There was more.  Then my brother Jim virtualized next to Eagan, and the most
likely definition of
more
cannonballed into me.

My lungs seized.  I grabbed the
fistful of gray jersey directly over my heart and hung on.  “Dad!  Oh, my God,
it was Dad, wasn’t it?”


No!
”  Jim signaled stop with
both hands.  “No.  Dad’s fine.  The family is fine.”  He dropped his hands and
paused, sorrow etching deep lines in his face.  “Stretch ….  It was Bugsy.”

“Bugsy?”  My emotions ping ponged
from panic to relief to stunned as I scrambled to shift gears.  “Why would
anybody take out a contract on Bugsy?”

“Your brother and I have been
comparing notes on that,” Jack said.  “The senator had some powerful enemies.”

“The kind who’ll do whatever it
takes to get what they want,” Jim added.  “You know how she was when she got
riled.”

“Uh-huh.”

In default mode eighty-year-old Agnes
“Bugsy” Oppenheimer was a pussycat—soft  voice, endearing smile, benevolent
eye-twinkle.  But try to play the bully or violate her solid sense of right and
wrong, and the tabby turned pit bull.  And as a long list of sadder but wiser
opponents been unlucky enough to learn, once the elfin senator from California sank
her teeth into you ….  Well, you might get loose, but you would lose a pound of
flesh doing it.

She was a born science teacher, not
a born politician, but she had promised her husband, Darrel, she would try for
his congressional seat in the event he couldn’t serve.  So when he suddenly dropped
dead of a heart attack at age seventy, Bugsy reluctantly came out of retirement
and hit the campaign trail.  Much to the pundits’ surprise—and maybe her own chagrin—she
was elected.  Politicians and media alike tried to cast her as a cuddly figurehead,
Senator Grandma, but Agnes Oppenheimer refused to be relegated.  Never one to
do a job halfway, she dove into government headfirst and became a force to be
reckoned with in no time at all.

“Bugsy was a thorn in the side of
the International Climatological Consortium for the past three years,” Jim said. 
“Scuttled their last geoengineering proposal almost singlehandedly.”

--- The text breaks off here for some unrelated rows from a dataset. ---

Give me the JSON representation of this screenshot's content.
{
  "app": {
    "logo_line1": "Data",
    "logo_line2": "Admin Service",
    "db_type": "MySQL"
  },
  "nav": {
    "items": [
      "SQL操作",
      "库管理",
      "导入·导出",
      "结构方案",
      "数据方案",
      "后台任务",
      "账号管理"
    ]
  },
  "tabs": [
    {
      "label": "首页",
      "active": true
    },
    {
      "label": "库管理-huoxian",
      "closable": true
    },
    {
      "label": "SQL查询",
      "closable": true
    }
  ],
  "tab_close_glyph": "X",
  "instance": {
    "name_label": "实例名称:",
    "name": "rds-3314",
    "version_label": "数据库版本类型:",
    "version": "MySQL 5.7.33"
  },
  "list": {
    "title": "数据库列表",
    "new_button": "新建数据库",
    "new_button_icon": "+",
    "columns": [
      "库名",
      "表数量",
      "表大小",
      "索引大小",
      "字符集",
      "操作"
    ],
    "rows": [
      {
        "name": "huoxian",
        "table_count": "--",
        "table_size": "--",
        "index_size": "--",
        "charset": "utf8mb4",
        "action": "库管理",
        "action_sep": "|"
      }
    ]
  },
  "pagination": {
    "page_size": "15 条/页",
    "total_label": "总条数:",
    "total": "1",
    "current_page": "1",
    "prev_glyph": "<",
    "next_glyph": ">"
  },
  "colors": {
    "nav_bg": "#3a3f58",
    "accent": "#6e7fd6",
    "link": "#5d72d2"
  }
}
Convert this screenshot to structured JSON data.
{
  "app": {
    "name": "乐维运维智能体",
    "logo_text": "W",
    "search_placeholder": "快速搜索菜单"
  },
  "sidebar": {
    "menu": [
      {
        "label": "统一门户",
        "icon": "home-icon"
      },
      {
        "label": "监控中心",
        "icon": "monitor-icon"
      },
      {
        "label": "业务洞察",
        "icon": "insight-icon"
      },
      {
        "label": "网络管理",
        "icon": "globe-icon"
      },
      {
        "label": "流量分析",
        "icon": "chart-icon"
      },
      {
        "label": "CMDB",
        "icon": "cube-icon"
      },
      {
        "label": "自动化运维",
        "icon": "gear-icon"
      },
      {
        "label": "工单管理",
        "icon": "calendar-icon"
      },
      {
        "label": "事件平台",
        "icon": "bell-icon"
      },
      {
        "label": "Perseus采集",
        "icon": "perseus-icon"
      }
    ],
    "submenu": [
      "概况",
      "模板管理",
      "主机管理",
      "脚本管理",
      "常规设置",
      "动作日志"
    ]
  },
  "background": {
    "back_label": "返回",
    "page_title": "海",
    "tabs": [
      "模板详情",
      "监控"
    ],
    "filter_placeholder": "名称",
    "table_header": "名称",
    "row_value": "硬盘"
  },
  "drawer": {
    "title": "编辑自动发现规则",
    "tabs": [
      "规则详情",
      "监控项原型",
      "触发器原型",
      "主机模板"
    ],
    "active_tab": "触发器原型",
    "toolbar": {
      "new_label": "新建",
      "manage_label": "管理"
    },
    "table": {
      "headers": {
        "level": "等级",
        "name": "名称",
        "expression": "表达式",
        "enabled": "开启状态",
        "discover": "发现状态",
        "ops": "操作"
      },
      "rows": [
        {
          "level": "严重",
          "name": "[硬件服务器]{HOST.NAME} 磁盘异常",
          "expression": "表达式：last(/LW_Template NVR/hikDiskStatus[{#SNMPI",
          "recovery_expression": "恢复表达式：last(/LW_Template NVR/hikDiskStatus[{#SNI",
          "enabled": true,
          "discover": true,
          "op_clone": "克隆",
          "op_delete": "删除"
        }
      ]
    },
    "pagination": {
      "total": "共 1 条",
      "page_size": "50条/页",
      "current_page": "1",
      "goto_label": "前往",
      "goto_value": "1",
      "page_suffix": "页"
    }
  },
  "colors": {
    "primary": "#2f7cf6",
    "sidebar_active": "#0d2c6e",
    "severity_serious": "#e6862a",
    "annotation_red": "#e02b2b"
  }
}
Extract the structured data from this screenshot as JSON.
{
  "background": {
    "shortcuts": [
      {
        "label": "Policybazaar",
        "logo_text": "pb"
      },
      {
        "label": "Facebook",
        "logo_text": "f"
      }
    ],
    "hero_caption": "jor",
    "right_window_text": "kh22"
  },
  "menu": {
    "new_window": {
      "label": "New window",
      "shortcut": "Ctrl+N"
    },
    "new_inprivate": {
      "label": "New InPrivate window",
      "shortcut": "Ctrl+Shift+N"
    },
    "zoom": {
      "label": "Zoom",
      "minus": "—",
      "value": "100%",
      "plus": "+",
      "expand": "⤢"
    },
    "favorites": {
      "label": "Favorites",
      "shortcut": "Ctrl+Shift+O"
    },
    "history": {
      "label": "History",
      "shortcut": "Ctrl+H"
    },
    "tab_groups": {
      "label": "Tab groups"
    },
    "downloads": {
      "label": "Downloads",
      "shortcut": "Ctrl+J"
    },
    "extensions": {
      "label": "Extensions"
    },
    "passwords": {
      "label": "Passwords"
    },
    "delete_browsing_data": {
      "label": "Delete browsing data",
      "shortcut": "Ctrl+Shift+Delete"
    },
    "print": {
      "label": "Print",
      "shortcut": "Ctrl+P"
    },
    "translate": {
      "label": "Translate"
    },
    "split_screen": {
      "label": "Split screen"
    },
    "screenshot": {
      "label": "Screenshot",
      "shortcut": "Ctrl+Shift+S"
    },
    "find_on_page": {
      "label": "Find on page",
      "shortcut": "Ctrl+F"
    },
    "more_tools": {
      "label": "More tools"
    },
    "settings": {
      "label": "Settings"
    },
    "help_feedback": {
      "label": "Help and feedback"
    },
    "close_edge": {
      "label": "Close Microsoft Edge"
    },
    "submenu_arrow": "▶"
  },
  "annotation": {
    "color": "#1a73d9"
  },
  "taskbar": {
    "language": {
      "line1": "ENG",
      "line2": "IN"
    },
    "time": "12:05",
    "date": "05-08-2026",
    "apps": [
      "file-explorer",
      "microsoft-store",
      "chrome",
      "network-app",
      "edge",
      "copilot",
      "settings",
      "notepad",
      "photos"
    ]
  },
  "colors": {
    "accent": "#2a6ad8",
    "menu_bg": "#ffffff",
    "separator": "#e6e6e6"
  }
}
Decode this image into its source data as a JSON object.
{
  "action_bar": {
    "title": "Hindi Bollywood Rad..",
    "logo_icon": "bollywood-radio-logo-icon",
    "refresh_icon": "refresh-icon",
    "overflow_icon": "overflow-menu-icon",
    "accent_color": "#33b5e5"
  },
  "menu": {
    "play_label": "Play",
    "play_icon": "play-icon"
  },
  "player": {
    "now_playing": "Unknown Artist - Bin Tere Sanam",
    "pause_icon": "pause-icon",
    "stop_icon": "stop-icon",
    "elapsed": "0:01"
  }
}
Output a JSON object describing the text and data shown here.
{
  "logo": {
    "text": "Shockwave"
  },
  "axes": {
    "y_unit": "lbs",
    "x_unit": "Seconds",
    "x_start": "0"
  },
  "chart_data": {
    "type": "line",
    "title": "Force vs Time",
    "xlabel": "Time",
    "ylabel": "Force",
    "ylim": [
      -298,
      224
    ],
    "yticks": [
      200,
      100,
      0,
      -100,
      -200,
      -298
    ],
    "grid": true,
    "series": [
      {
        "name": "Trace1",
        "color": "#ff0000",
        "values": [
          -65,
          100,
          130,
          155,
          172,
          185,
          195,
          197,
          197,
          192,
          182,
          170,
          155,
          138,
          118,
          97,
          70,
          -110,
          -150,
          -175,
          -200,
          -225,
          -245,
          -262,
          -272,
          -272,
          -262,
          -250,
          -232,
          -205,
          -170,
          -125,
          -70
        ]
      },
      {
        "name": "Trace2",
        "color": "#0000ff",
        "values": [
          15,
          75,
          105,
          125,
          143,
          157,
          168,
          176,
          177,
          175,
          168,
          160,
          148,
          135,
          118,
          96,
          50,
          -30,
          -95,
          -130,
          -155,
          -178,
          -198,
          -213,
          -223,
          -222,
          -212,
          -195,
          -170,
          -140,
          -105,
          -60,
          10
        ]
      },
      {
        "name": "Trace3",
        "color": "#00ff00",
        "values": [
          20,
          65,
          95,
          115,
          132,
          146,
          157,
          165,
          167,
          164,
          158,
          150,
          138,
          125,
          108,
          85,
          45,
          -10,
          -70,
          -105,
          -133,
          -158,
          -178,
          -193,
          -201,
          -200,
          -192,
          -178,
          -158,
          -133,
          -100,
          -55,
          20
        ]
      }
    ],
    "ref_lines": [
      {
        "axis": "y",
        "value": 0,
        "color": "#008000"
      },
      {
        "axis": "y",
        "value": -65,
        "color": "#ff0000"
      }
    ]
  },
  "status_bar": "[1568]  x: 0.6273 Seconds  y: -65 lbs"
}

“Because tinkering with the earth’s
radiation balance could turn Central Africa into a dust bowl.”  I released the fabric
bunched in my hand, absently rubbing at the hollow ache in my heart as I added,
“The last time the weather weenies monkeyed with the environment, it took European
agriculture five years to recover.  Africa wouldn’t survive a disaster of that
magnitude.”  I glanced from one face to the other.  “You think the ICC had her eliminated?”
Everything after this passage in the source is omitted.